Diante deste cenário, com o anúncio da tributação do livro, nasceu o movimento “Defenda o Livro”, que vem sendo amplamente defendido, não apenas pelo mercado consumidor, mas também editorial, que teme o efeito dominó que o imposto deve acarretar ao produto. Conforme destaca o escritor paraisense, Bruno Félix, vivemos em um país onde tudo é recente: “A democracia, jovem e não raro ameaçada; a libertação dos povos escravizados, que lamentavelmente ainda mantém grilhões de preconceito; a valorização da cultura nacional, das artes e da produção literária após longo período de elitismo e censura”.

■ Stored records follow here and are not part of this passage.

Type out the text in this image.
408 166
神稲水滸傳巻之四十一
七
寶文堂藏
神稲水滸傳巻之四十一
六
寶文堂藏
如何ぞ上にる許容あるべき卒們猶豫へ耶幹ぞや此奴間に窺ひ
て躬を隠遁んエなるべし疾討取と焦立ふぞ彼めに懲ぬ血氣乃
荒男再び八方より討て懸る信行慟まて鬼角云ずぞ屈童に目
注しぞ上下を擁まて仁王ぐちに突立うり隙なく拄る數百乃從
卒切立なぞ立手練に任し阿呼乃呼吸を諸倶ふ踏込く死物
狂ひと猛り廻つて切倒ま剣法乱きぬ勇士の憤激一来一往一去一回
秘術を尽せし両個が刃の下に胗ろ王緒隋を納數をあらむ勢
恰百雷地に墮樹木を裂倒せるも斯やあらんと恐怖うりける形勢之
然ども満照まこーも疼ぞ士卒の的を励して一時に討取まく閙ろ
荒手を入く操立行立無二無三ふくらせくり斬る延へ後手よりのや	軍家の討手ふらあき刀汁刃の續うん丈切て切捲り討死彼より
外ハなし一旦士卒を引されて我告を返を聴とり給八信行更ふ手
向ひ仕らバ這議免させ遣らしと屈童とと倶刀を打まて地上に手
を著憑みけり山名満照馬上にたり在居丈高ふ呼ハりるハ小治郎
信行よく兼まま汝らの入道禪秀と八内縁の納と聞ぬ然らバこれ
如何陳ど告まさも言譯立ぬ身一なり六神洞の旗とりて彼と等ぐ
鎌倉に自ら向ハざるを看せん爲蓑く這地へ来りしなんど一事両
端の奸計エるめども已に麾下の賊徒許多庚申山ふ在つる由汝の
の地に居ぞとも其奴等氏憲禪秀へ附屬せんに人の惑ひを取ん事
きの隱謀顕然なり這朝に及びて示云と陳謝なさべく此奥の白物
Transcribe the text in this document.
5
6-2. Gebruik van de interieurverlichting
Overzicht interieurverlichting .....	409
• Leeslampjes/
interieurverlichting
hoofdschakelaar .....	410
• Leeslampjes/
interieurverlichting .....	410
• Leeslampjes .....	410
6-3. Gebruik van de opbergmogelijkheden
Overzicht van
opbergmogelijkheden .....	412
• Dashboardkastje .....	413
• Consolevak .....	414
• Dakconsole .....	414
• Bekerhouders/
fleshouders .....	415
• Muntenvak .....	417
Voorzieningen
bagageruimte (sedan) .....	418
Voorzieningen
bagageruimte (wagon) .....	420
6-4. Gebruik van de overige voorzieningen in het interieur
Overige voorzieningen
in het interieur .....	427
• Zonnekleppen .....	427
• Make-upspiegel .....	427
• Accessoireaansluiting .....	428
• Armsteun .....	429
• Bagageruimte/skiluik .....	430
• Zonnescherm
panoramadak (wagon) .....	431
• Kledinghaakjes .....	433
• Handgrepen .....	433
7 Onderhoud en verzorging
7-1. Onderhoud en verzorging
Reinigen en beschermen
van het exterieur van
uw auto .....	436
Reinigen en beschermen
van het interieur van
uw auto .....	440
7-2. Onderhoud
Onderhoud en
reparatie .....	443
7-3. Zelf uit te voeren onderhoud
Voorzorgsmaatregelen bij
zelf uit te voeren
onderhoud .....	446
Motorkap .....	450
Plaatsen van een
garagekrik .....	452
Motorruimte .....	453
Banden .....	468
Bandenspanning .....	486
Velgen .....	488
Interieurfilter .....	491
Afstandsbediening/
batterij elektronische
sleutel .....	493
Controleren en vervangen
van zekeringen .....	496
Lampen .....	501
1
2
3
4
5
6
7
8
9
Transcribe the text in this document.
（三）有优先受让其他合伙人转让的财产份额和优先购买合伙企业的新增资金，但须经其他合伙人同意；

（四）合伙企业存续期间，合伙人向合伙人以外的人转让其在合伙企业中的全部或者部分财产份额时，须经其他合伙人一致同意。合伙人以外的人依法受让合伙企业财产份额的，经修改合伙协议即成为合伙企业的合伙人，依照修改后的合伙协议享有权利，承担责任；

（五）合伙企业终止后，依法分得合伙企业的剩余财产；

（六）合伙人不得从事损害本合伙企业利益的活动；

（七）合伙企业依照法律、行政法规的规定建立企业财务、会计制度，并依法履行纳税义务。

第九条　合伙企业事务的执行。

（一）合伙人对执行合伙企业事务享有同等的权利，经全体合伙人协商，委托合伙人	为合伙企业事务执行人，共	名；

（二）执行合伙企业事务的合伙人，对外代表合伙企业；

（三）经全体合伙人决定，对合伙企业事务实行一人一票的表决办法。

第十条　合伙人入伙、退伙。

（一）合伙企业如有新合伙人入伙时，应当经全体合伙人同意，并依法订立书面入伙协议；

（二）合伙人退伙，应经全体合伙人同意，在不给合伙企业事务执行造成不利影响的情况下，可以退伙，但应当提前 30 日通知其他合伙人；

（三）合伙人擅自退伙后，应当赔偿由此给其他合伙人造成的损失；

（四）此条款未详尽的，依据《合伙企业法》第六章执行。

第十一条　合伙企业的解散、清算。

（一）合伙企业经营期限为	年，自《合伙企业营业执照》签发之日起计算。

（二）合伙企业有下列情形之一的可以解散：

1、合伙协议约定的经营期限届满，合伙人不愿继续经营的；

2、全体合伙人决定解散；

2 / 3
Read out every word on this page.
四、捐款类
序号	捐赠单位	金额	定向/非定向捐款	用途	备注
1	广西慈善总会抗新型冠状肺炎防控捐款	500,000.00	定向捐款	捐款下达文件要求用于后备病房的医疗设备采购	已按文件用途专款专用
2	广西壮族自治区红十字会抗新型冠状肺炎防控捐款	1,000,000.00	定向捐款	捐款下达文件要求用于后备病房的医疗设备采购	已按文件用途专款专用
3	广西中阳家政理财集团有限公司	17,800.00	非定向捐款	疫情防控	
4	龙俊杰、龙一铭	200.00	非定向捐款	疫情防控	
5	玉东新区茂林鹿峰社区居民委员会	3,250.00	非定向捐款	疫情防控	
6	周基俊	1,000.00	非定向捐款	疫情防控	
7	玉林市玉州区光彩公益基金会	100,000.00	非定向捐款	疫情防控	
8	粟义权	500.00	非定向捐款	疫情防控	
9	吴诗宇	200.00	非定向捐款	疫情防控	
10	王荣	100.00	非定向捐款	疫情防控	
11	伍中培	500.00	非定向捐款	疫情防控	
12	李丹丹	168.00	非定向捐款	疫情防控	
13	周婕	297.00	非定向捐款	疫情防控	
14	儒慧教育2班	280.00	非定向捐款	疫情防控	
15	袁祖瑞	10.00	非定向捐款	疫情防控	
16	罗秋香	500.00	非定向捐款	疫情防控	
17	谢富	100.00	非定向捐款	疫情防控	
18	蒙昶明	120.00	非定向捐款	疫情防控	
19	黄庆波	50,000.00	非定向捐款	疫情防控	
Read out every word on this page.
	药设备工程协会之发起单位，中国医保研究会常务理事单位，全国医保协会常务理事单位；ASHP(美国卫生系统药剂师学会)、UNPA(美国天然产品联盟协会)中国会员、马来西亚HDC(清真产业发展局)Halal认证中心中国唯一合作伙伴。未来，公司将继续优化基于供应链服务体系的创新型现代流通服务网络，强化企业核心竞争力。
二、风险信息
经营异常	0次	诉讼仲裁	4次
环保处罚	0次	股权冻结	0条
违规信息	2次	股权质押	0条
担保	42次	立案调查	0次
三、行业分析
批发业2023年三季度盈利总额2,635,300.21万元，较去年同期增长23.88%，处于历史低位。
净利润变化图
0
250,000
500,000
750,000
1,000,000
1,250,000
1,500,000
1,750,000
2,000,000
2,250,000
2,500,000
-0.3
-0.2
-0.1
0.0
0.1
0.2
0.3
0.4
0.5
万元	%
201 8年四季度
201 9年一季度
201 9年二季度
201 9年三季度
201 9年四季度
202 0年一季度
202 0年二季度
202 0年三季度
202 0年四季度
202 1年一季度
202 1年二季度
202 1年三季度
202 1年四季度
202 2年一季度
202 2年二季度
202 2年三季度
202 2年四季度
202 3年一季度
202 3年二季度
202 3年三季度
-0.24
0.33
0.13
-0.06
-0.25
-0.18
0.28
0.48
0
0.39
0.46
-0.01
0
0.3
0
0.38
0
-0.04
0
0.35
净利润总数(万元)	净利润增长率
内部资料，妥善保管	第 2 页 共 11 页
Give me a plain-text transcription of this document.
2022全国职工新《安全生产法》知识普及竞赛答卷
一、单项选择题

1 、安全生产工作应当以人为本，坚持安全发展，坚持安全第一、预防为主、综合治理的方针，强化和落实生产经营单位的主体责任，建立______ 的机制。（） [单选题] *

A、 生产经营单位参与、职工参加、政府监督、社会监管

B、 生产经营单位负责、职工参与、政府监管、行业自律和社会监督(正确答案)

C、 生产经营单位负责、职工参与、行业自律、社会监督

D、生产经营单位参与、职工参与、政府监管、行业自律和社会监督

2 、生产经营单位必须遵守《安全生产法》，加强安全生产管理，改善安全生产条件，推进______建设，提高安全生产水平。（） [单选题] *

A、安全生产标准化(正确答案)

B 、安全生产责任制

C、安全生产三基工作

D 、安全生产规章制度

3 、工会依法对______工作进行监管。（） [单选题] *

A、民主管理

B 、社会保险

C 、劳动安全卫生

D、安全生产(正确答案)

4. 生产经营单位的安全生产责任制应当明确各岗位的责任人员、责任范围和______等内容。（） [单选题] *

Para ele, em um cenário como o nosso, toda e qualquer ajuda para tornar os livros mais acessíveis, mais lidos, mais apreciados, parece ser pouca. “Tão óbvio que me recuso a supor que alguém possa discordar. Apesar de tamanha evidência, nosso atual governo caminha para o sentido oposto ao anunciar a taxação dos livros. Inconstitucional, diga-se de passagem. Guedes ainda afirma que livros são produtos para ‘elite’. Seguirei até o fim da minha vida defendendo que os livros são para todos”, argumenta.
Conforme destaca o autor, em uma rápida pesquisa podemos descobrir centenas de aforismos que afirmam a importância dos livros para a sociedade. “Penso que seria redundante citar o pensamento de poetas sobre o tema, então decidi destacar o pensamento de Bill Gates, pois assim talvez as pessoas mais afeitas ao materialismo decidam abrir a percepção para essa relevância. Disse ele: ‘Meus filhos terão computadores, sim, mas antes terão livros. Sem leitura, os nossos filhos serão incapazes de escrever inclusive a sua própria história’”, destaca.
A professora Ana Carolina Bonacini, ressalta que de acordo com o artigo 150 da Constituição Federal, é vedada a instituição de impostos sobre livros, jornais, periódicos e o papel destinado à sua impressão. “Observando a conjuntura política-social do Brasil e sua historicidade, recai sobre a taxação de livros dificultar o acesso à Literatura e à oportunidade da construção do livre-pensamento por meio dos livros. Dessa forma, cria-se uma sociedade alheia ao debate e suscetível a manobras de um projeto de poder. Se a justificativa para a taxação de livros é de que eles são produtos da elite, vale pensar: por que não tributar grandes fortunas”, questiona.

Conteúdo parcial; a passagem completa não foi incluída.